Ambassador Sujay was the 3rd Ambassador at Large for International religious freedom, the first Female President of the Hampton Ministers Conference, the lst female Chaplain of NYPD and the creator of the ProVoiceMovement for women.

Fifteen historic moments from the Hampton University Ministers' conference's long history.

  • c/o Hampton University
    The Hampton University Ministers’ Conference began in 1914 when the Negro Organizational Society, the Conference for Education Board in the South, the Southern Education Board, and the Cooperative Education Board sought to address the growing concerns of the African American church and its relationship to the community. Its first home was on the campus’ chapel with only forty ministers from four different denominations. Shown is Hampton University’s chapel, also known as Memorial Church, in 1914.
  • c/o Hampton University
    In 1928, the conference celebrated fourteen years of having more than 800 ministers attend, who represented nineteen different denominations and twenty-three different states.
  • c/o Hampton University
    In 1934, the Annual Choir Directors’ and Organists’ Guild joined the annual conference following the successful visit by the Westminster Choir School the previous year.
  • c/o Hampton University
    In its early years, the conference faced some opposition from various groups that questioned its significance and the need for another gathering of ministers. There were already several Baptist meetings and conferences being held in Virginia. However, the conference continued to grow and the number of attendees forced the conference to move from the campus’ chapel, to Ogden Hall, to now the Convocation Center with nearly 10,000 attendees. This group shot was taken in 1936. The nondenominational conference is one of the oldest continuous gatherings of black clergy. Today, the Ministers’ Conference takes place at Hampton University’s Convocation Center.
  • c/o Hampton University
    In 1959, Dr. James R. Moore, minister of Amity Baptist Church in Jamaica, New York was re-elected president of the conference.
  • c/o Hampton University
    During the Civil Rights Movement, the conference’s president, the Reverend Thomas W. Logan, worked with Dr. Martin Luther King, Jr. in organizational and fundraising efforts in Philadelphia to support civil rights strategies.
  • c/o Hampton University
    In 1962, Dr. Martin Luther King, Jr. shared words of hope and inspiration at the 48th Ministers’ Conference. This is the conference program in 1962 when he spoke.
  • c/o Hampton University
    Bishop Michael Battle, Sr. was inaugurated as the first black chaplain of the conference in 1976.
  • c/o Hampton University
    Dr. J. Jasper Freeman of First Baptist Church in Norfolk, Virginia was the first local pastor to speak in the history of the Ministers’ Conference.
  • c/o Hampton University
    Dr. Suzan Johnson-Cook (Dr. Sujay) was the first woman to be elected president of the Ministers’ Conference in 2002.
  • c/o Hampton University
    Bishop T.D. Jakes was a conference presenter in 2002, and he’ll again headline the conference for the 100th Anniversary in 2014. Here, he shakes hands with Hampton University’s President Dr.
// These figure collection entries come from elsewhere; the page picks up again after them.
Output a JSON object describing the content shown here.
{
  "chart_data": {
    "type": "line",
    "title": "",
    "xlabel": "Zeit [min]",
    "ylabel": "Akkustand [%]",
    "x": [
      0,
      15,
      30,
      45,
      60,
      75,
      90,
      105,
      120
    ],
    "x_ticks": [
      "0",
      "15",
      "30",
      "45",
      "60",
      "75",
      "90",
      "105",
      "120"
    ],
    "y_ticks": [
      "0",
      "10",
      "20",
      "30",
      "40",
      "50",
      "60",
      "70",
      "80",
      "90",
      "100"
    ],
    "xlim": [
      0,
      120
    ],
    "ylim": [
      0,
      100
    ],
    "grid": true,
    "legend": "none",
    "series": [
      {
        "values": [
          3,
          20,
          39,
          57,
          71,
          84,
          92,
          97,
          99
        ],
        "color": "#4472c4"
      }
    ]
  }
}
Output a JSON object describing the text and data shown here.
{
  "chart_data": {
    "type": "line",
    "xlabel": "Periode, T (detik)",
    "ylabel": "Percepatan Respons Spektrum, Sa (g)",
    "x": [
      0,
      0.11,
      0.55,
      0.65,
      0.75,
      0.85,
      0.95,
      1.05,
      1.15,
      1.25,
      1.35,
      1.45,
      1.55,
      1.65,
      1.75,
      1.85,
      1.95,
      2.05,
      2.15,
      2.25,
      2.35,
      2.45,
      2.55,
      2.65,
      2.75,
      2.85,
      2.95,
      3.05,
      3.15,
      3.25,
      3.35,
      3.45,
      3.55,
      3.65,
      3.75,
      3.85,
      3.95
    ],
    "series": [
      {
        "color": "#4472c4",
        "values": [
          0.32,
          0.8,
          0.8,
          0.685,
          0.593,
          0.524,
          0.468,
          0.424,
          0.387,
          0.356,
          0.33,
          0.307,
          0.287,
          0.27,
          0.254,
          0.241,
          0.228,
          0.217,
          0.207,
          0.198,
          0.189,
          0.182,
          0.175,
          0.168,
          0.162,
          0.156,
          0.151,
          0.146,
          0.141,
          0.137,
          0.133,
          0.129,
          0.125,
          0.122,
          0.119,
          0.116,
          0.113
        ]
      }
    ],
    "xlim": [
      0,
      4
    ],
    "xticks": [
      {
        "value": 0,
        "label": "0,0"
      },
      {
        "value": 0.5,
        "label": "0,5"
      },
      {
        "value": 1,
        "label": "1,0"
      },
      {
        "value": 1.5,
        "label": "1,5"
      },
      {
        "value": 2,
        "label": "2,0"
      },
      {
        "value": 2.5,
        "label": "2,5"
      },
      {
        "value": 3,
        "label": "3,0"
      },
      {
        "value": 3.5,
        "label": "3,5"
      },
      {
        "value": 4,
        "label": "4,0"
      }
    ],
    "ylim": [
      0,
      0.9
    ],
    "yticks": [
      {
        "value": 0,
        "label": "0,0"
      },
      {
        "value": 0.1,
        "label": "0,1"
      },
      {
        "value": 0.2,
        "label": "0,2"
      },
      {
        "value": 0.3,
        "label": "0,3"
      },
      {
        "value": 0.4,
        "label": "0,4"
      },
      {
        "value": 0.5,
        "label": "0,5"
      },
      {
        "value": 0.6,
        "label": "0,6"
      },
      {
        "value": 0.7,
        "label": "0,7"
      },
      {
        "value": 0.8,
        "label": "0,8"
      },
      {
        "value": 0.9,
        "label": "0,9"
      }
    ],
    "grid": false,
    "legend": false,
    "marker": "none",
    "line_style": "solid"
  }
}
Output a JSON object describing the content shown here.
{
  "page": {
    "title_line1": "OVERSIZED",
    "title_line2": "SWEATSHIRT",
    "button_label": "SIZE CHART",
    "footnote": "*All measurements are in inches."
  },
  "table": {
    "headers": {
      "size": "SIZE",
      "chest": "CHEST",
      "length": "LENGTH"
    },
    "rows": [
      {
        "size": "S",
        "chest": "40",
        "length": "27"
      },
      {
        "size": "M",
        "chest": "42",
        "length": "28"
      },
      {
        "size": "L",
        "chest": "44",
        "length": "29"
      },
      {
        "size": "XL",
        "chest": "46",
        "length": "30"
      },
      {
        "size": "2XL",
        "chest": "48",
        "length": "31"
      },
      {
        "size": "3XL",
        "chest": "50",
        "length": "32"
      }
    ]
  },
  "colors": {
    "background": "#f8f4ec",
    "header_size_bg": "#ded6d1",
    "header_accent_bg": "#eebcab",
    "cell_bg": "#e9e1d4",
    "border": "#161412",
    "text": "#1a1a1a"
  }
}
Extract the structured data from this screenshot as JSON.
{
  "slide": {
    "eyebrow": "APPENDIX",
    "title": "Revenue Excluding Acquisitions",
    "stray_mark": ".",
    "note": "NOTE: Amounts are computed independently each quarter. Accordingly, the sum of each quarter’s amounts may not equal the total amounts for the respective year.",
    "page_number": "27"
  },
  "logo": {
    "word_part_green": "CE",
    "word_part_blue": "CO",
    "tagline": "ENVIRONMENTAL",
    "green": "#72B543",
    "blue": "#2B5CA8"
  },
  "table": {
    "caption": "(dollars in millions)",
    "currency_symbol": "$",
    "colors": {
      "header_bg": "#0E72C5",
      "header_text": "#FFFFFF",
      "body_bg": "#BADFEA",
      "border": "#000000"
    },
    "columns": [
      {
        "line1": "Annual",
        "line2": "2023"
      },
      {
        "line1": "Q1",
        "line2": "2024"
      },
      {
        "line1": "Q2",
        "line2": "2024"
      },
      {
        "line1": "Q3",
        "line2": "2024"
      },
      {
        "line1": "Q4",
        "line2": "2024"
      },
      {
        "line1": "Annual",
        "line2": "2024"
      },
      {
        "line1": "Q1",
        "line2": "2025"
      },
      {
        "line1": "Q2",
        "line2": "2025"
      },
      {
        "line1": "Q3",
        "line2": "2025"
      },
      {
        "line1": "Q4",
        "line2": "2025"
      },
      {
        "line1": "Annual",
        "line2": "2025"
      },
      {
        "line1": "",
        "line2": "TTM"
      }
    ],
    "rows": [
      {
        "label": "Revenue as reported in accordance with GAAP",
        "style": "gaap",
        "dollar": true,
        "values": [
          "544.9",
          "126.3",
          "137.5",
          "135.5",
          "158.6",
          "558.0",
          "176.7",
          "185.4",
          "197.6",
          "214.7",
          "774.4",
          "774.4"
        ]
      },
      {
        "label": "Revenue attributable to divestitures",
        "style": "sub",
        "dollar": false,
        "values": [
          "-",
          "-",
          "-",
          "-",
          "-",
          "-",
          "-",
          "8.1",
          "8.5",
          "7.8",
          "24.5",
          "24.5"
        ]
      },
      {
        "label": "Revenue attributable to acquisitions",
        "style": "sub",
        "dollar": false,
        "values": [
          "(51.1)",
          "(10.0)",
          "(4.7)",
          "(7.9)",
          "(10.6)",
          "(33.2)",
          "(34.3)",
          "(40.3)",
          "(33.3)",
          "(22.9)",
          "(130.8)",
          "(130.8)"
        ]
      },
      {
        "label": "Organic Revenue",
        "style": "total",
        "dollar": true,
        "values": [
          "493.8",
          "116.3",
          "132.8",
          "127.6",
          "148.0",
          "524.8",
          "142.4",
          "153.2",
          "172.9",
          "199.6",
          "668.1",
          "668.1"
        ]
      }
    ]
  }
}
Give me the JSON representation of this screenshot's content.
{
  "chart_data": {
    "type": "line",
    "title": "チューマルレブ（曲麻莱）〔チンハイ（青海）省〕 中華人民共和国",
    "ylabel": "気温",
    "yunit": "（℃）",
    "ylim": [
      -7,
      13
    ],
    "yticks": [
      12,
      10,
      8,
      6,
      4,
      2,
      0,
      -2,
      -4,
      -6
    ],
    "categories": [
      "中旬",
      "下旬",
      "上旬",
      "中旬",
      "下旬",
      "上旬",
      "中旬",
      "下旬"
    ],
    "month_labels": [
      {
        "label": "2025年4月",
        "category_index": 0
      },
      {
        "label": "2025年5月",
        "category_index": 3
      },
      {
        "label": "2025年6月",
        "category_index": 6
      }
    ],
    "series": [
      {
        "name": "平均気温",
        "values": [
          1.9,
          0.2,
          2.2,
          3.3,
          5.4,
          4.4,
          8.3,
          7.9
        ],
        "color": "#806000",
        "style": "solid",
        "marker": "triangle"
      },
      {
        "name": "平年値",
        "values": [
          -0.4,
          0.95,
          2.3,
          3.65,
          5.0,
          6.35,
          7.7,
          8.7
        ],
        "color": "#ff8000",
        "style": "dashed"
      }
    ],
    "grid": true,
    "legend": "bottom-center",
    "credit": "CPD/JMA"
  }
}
William R. Harvey.
  • c/o Greg Adams
    Coretta Scott King, popularly known as one of the first ladies of the Civil Rights Movement and wife to Dr. Martin Luther King, Jr., spoke at the 89th Ministers’ Conference. "You have sent a clarion message that women do indeed have a leadership role to play in religious life.”
  • c/o Greg Adams
    It was a proud moment for the Ministers’ Conference to have then-senator Barack Obama share words that still carry strong in the conference’s legacy in 2007.
  • c/o Hampton University
    The Reverend Debra L. Haggins was named university chaplain and pastor of the historic Memorial Church at Hampton University in 2008, as well as the Ministers’ Conference’s Executive Director and Treasurer— the first female to hold this position in the history of the university and conference.
  • c/o Greg Adams
    Other notable figures that have participated in the conference include Bishop Vashti McKenzie, Dorothy Height, the Reverend Al Sharpton, the Reverend Jesse Jackson, the Reverend Dr. Gardner C. Taylor, Carol Moseley Braun, Arne Duncan, and Kathleen Sebelius. Here ,Bishop Vashti M. McKenzie spoke at the 93rd Annual Ministers’ Conference.